Rural locality in Ivano-Frankivsk Oblast, Ukraine

Berlohy (Берлоги) is a village (selo) in Kalush Raion, of Ivano-Frankivsk Oblast, approximately 46 km from the regional center, Ivano-Frankivsk. The village is situated on the left bank of the river Limnytsya (Лі́мниця). Local government — Berlohivska village council. Berlohy belongs to Novytsia rural hromada, one of the hromadas of Ukraine.

== History ==

The first written notation regarding Berlohy dates back to 1387. However, people have lived in the area since the 13th century. Village Berlohy is one of the five oldest settlements in the territory Rozhniativ Raion.

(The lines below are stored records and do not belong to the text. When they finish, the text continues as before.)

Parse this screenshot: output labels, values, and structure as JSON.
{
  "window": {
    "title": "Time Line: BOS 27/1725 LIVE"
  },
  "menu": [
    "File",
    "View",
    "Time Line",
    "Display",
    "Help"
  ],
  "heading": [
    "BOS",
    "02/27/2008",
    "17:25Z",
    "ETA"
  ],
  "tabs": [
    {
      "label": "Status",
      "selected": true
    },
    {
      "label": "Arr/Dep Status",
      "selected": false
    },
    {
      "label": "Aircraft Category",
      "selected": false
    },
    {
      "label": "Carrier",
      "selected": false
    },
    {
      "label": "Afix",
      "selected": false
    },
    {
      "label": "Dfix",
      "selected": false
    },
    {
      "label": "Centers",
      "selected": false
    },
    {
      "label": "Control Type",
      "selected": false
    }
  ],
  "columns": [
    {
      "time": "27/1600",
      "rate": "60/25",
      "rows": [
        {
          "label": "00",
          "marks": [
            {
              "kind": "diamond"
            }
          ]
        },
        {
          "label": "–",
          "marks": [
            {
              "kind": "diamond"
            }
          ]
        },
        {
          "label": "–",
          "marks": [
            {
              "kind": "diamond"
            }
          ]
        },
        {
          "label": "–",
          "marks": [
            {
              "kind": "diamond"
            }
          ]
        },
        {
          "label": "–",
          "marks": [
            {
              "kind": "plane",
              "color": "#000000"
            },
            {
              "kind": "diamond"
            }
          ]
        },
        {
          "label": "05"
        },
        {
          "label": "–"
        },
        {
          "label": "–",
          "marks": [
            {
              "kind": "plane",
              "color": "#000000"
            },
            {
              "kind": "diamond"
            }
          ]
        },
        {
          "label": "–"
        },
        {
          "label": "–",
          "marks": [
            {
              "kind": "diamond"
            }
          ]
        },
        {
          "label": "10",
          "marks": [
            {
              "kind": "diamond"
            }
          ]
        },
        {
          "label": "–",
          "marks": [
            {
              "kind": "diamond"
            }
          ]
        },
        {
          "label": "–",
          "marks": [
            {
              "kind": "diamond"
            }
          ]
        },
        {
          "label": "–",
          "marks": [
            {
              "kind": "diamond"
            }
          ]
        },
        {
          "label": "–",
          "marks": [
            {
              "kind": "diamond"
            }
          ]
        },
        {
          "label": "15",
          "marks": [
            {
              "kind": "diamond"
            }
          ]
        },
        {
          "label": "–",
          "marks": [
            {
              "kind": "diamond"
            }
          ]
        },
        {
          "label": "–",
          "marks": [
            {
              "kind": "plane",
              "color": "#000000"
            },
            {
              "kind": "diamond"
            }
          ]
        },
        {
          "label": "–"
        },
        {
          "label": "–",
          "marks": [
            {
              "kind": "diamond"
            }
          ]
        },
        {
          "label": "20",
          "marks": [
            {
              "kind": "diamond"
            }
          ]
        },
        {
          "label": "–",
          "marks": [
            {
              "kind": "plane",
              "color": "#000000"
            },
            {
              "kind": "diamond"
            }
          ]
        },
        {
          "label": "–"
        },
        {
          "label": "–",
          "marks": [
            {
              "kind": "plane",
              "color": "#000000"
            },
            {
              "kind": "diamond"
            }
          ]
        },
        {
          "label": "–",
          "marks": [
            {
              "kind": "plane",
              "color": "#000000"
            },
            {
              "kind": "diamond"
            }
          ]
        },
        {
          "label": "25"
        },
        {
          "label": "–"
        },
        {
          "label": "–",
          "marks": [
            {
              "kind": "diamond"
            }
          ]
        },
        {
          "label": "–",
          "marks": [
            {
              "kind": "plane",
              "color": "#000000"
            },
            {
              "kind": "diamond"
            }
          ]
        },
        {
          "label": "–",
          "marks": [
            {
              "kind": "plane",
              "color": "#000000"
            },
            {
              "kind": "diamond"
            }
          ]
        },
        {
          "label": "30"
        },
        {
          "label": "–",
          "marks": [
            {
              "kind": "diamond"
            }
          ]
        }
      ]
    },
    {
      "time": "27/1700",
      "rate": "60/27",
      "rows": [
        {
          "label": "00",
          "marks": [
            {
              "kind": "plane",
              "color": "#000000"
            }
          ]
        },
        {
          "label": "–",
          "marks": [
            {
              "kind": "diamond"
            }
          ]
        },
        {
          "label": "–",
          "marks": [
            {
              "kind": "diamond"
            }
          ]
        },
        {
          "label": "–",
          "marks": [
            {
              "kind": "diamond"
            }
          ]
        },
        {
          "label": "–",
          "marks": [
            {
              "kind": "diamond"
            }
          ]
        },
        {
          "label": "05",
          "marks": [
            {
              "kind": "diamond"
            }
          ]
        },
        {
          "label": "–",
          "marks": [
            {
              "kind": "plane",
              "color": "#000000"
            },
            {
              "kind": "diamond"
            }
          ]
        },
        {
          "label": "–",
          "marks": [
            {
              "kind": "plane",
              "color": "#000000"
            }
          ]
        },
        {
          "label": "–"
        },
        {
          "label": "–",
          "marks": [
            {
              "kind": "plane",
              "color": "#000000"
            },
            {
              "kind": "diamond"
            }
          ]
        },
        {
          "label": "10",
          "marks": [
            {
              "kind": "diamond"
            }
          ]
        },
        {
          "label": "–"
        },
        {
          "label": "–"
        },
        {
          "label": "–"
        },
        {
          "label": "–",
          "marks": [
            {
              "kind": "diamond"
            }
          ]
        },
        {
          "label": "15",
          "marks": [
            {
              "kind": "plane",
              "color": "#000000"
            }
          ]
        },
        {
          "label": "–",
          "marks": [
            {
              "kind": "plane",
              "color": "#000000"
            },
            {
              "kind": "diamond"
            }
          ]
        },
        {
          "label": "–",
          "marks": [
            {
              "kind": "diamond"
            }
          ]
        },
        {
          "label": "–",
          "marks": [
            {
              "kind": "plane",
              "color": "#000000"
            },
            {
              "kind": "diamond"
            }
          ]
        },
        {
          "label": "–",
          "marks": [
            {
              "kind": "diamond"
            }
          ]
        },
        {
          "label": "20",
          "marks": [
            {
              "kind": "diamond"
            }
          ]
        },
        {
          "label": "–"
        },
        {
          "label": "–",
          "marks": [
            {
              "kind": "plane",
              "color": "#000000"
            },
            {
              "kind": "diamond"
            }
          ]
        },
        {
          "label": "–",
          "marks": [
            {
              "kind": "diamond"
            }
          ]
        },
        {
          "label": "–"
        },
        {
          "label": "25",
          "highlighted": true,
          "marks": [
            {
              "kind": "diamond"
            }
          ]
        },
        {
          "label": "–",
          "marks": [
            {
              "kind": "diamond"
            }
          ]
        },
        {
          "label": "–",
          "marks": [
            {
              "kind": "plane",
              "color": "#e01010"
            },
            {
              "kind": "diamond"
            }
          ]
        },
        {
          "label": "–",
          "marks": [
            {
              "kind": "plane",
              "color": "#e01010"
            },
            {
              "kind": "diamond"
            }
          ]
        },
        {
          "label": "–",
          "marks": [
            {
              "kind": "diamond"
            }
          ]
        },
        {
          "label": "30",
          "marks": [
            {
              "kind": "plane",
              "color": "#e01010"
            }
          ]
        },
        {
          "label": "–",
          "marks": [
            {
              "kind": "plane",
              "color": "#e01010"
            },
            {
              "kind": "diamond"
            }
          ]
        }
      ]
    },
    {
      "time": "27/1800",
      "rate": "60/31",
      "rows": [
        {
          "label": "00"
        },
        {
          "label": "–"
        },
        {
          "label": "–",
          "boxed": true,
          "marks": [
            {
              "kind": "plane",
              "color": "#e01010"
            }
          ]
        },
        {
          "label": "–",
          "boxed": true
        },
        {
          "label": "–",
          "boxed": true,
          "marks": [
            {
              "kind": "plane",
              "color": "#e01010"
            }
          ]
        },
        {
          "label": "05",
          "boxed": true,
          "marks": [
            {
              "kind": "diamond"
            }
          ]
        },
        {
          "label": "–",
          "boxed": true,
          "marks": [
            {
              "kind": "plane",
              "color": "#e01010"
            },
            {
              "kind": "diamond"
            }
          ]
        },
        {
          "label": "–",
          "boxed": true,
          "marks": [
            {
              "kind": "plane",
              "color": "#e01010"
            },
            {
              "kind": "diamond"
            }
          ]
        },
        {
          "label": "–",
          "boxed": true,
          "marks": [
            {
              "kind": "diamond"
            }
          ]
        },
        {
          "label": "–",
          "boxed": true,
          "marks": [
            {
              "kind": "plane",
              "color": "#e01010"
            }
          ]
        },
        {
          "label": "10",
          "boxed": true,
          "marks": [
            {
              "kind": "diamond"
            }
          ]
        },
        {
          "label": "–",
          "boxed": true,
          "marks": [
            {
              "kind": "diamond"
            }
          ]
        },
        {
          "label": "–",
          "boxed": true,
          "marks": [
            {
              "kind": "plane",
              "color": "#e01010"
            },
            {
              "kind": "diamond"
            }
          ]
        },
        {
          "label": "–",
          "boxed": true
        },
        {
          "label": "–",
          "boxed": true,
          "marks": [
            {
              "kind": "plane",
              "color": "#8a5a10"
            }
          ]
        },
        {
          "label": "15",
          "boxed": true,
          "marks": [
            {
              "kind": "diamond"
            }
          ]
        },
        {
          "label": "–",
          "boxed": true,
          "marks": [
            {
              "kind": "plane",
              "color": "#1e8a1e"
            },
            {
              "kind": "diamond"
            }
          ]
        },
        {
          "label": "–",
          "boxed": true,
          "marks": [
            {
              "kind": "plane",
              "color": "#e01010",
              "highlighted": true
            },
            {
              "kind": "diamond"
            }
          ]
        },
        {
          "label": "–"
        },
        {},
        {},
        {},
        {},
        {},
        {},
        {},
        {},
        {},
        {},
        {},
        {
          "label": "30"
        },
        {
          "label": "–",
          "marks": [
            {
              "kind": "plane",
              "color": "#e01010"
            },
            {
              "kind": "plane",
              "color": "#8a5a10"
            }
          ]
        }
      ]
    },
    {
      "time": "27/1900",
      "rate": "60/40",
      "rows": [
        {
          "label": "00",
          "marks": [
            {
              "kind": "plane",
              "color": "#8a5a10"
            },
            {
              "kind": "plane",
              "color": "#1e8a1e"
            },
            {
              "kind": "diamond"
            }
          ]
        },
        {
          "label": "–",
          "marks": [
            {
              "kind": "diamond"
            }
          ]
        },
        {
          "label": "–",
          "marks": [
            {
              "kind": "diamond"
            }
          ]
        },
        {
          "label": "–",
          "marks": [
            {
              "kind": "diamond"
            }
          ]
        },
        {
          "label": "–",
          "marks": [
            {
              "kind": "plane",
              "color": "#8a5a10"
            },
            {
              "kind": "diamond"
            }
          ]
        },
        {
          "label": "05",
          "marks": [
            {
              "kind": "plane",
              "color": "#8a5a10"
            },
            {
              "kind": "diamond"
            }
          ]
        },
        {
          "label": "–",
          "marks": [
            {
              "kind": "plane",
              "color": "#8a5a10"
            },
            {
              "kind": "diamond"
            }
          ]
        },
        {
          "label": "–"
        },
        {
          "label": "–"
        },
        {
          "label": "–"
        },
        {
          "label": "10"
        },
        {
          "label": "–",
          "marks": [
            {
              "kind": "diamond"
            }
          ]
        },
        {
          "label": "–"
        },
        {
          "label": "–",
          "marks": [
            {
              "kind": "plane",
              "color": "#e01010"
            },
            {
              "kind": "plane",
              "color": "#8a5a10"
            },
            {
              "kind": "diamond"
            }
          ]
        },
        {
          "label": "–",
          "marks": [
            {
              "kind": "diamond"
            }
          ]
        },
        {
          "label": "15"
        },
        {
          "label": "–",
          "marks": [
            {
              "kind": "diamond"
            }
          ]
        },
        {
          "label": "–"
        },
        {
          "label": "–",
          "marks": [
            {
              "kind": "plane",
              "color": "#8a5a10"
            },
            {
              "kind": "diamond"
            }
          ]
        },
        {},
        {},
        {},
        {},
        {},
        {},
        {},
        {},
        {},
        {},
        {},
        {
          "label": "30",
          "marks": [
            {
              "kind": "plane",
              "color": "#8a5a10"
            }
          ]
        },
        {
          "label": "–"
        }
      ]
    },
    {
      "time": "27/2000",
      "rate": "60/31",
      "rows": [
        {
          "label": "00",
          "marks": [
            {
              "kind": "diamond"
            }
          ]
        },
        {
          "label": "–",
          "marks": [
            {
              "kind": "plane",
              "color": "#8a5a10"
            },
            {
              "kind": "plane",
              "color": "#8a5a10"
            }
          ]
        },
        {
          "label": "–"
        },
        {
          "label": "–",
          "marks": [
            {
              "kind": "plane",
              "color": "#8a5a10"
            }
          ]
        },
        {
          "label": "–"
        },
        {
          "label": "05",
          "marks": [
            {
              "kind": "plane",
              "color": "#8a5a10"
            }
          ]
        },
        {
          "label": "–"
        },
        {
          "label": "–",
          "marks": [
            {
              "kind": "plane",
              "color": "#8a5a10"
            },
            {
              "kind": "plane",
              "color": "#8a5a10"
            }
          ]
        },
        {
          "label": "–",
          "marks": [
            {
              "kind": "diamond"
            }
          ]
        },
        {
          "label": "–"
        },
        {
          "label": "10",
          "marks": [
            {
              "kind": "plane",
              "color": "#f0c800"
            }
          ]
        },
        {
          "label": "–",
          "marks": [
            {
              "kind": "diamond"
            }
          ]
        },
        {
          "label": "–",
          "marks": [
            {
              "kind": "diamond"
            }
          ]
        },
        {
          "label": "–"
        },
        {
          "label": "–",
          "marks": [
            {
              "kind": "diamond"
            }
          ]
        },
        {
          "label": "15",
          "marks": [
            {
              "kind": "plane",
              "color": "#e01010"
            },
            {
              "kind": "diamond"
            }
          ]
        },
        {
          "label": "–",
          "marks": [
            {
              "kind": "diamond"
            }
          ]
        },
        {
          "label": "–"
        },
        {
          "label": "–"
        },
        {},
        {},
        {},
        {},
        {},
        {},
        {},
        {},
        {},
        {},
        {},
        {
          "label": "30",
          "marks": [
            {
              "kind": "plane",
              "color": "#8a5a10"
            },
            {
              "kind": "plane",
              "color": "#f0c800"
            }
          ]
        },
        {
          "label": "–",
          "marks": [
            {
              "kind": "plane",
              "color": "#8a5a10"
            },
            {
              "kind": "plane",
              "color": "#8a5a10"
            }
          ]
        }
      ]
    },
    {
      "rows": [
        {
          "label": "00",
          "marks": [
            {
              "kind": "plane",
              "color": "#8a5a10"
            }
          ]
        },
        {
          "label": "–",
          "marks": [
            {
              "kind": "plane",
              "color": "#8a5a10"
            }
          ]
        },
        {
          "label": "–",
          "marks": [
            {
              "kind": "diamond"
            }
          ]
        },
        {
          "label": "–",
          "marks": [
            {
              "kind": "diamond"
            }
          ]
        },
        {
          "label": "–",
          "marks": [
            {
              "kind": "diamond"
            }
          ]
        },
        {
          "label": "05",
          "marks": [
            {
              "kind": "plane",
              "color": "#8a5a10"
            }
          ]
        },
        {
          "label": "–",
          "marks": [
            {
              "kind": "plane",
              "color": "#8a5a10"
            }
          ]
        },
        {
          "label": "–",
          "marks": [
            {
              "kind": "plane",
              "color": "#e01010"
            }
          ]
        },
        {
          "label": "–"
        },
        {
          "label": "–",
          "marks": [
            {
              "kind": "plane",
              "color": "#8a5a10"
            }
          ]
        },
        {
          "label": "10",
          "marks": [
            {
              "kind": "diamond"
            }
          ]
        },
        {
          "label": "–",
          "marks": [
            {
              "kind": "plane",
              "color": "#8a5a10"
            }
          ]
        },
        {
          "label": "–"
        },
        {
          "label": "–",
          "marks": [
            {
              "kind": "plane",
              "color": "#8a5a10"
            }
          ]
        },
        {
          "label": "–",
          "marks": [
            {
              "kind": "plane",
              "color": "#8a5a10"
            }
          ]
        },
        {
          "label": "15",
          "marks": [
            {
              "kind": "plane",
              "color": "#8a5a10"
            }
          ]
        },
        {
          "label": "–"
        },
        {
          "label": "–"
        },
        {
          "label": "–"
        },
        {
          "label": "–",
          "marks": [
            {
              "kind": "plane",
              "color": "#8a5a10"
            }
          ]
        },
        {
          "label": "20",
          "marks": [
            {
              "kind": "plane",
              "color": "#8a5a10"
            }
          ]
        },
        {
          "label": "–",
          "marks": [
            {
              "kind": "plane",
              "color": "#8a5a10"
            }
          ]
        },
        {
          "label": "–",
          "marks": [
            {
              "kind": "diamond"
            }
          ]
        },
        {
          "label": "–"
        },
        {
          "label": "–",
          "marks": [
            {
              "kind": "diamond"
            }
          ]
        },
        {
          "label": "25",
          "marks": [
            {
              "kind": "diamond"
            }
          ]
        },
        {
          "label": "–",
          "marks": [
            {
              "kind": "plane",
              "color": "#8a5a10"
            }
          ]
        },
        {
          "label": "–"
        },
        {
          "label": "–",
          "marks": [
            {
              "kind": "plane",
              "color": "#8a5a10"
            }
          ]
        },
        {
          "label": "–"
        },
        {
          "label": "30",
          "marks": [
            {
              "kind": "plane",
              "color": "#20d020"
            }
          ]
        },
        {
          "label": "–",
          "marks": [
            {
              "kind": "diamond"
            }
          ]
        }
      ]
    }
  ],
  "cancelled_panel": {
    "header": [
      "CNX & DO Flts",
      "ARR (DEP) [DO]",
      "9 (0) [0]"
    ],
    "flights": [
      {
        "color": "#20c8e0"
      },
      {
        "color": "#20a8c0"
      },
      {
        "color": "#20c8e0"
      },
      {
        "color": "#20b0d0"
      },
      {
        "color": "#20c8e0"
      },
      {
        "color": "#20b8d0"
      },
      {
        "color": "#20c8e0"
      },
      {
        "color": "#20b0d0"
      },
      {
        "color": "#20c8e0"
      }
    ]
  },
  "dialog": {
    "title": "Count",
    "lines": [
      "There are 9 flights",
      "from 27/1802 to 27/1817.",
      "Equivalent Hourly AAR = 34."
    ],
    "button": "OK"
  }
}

Great heritage is in the village that our ancestors left for future generations. These are: the Church of the Nativity, Wonderworking Icon of Our Lady with Jesus, small wooden chapel (1901) and cross which is near the church (that was supplied by the company "Prosvita" in 1978).

Until 18 July 2020, Berlohy belonged to Rozhniativ Raion. It was the biggest settlement in the raion. The raion was abolished in July 2020 as part of the administrative reform of Ukraine, which reduced the number of raions of Ivano-Frankivsk Oblast to six. The area of Rozhniativ Raion was merged into Kalush Raion.

== Literature ==
- Поташник Микола Дмитрович. Історія села Берлоги Рожнятівського району Івано-Франківської області. — Брошнів - 2011.